4.1 Desaprovação e combate na crítica assisiana

4.1.1 Particularidades e novos caminhos

Assis Brasil se mostrou entusiasmado com muitos lançamentos ocorridos no ano de 1956, marcados que estavam por uma refinada sofisticação técnica e estilística que assegurava um diferencial àquele conjunto de obras de alguns ficcionistas brasileiros, em cujo ápice estavam Guimarães Rosa, Geraldo Ferraz e ainda “Lígia Fagundes Telles, Autran Dourado, Samuel Rawet, Nataniel Dantas e outros que completam essa revolução ou evolução em

nossas letras” (BRASIL, SDJB, 07 out. 1956, p.2). Foi nos ensaios destinados à obra de

Guimarães Rosa que, pela primeira vez, anunciou uma das premissas da sua futura tese da Nova literatura: a literatura brasileira estaria passando por um processo de alterações internas ainda não experimentado: o processo evolutivo “para a nossa definitiva autonomia literária [...] alcançou o seu ponto mais alto com Guimarães Rosa” (BRASIL, SDJB, 30 dez. 1956,

p.2). Referiu-se a tais alterações por meio de termos como revitalização, revolução, evolução ou ainda inovação formal.

Considerando o movimento editorial do ano de 1957, quando Assis Brasil já fazia parte do corpo de críticos permanentes do SDJB, começou ele a proceder a uma apresentação retrospectiva de sua crítica por meio de um balanço literário do ano anterior, destacando as obras que, segundo ele, estariam provocando a mencionada “revolução literária”. Em janeiro

de 1958, trouxe a lume sua primeira análise sintética em uma texto intitulado de A ficção nacional em 1957. Declarou, na ocasião, que a qualidade estética dos lançamentos em 1957 havia sido inferior aos de 1956 e apontou apenas cinco livros que julgou merecedores de destaque, com a ressalva de que eram lançamentos que não tinham “contribuído fortemente

para a renovação ou revitalização de nossa novelística” (BRASIL, SDJB, 26 jan. 1958, p.6).
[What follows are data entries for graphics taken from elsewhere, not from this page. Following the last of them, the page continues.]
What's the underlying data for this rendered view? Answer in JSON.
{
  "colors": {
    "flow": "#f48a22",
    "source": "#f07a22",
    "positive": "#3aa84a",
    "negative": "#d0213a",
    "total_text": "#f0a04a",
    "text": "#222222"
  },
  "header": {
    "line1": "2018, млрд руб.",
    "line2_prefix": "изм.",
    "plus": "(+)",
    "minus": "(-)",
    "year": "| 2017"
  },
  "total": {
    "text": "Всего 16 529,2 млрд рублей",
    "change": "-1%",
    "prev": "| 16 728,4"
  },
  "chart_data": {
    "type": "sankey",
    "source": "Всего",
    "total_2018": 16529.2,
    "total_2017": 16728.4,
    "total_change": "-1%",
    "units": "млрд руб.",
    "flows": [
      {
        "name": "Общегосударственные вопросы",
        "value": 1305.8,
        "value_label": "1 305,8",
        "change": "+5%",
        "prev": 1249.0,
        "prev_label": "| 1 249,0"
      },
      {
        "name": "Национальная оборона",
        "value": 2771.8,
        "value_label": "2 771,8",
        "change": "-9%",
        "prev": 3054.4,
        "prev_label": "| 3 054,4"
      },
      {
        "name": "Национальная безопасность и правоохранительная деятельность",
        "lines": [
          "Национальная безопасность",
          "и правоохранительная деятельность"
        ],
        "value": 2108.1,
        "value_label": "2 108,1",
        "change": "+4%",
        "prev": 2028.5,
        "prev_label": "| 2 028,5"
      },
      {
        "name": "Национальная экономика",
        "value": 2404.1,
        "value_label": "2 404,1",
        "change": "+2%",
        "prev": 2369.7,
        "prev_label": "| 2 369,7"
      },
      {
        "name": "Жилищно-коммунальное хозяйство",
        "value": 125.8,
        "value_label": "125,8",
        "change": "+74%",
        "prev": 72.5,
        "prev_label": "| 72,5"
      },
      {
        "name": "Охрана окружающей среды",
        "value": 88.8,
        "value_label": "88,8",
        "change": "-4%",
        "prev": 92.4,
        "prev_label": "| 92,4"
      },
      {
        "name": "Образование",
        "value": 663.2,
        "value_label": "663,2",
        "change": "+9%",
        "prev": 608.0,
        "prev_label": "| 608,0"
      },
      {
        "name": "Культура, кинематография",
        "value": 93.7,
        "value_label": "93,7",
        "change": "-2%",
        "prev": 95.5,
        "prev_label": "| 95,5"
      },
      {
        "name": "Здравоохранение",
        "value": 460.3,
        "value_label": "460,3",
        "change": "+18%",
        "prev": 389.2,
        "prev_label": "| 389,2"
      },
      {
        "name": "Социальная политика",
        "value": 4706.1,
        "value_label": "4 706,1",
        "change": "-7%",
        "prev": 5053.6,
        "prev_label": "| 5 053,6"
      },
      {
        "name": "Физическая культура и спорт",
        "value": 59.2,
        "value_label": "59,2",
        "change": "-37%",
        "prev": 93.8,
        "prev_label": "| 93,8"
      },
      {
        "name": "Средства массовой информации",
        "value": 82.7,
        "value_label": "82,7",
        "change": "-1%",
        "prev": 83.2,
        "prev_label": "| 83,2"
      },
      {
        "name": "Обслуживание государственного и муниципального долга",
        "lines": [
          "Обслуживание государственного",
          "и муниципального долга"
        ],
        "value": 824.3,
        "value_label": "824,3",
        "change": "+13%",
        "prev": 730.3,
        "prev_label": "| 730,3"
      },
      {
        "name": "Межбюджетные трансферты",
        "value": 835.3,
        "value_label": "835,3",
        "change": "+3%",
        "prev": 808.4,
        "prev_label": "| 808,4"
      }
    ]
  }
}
Esse julgamento que foi revisto, quando reabilitou vários desses lançamentos, na década de 1970, a uma posição privilegiada na configuração vanguardista da década de 1950. As obras destacadas em A ficção nacional em 1957 foram: Auto da Compadecida30 (dramaturgia), de Ariano Suassuna; A madona de cedro (romance), de Antônio Callado; Marcoré (romance), de Antônio Olavo Pereira; Lady Godiva (romance), de Macedo Miranda e Nove histórias em grupo de três (contos), de Valdomiro Autran Dourado. Conferiu notoriedade também a alguns livros reeditados, naquele ano, – como os romances O Amanuense Belmiro (1937) e Abdias (1945), de Ciro dos Anjos e o romance Cascalho (1944), de Herberto Sales – e destacou ainda contos inéditos publicados no SDJB.

Em relação aos lançamentos de 1958, a impressão do crítico foi semelhante à do ano anterior, considerando que tomou como referência para suas inferências os lançamentos de 1956: “mais pobre do que 1957, que já foi muito pobre em relação a 1956, o ano que findou

em quase nada contribuiu para o enriquecimento da novelística brasileira” (BRASIL, SDJB,

17 jan. 1959, p.5). Posicionamento que foi também revisto, mais tarde, na ocasião do lançamento do ensaio A nova literatura. No texto A ficção nacional em 1958, publicado em 17 de janeiro de 1959, assinalou, a princípio, dois livros de contos: Depois da luta, de José Louzeiro e Água Preta, de Jorge Medauar; em seguida, citou o romance O salto mortal, de Ascendino Leite. Da dramaturgia, destacou A beata Maria do Egito, de Rachel de Queiroz e 3 mulheres de Xangô, de Zora Seljan. Fez uma menção tímida a outras obras que não satisfizeram aos seus critérios, em vigor literário, mas que, segundo ele, apresentavam alguma consistência estética, tais como Gabriela, cravo e canela, de Jorge Amado; O vento do mar aberto, de Geraldo Santos; Os incoerentes, de Lygia Fagundes Telles (apesar da competência sempre realçada, para o crítico, esse seria o livro mais frágil da autora) e outras obras; além de citar mais uma vez autores que, durante aquele ano, só publicaram em suplementos: Dalton Trevisan, Rodrigues Marques, Clarice Lispector, Sadala Maron, José Louzeiro, Elvira Foeppel e Maura Lopes Cançado.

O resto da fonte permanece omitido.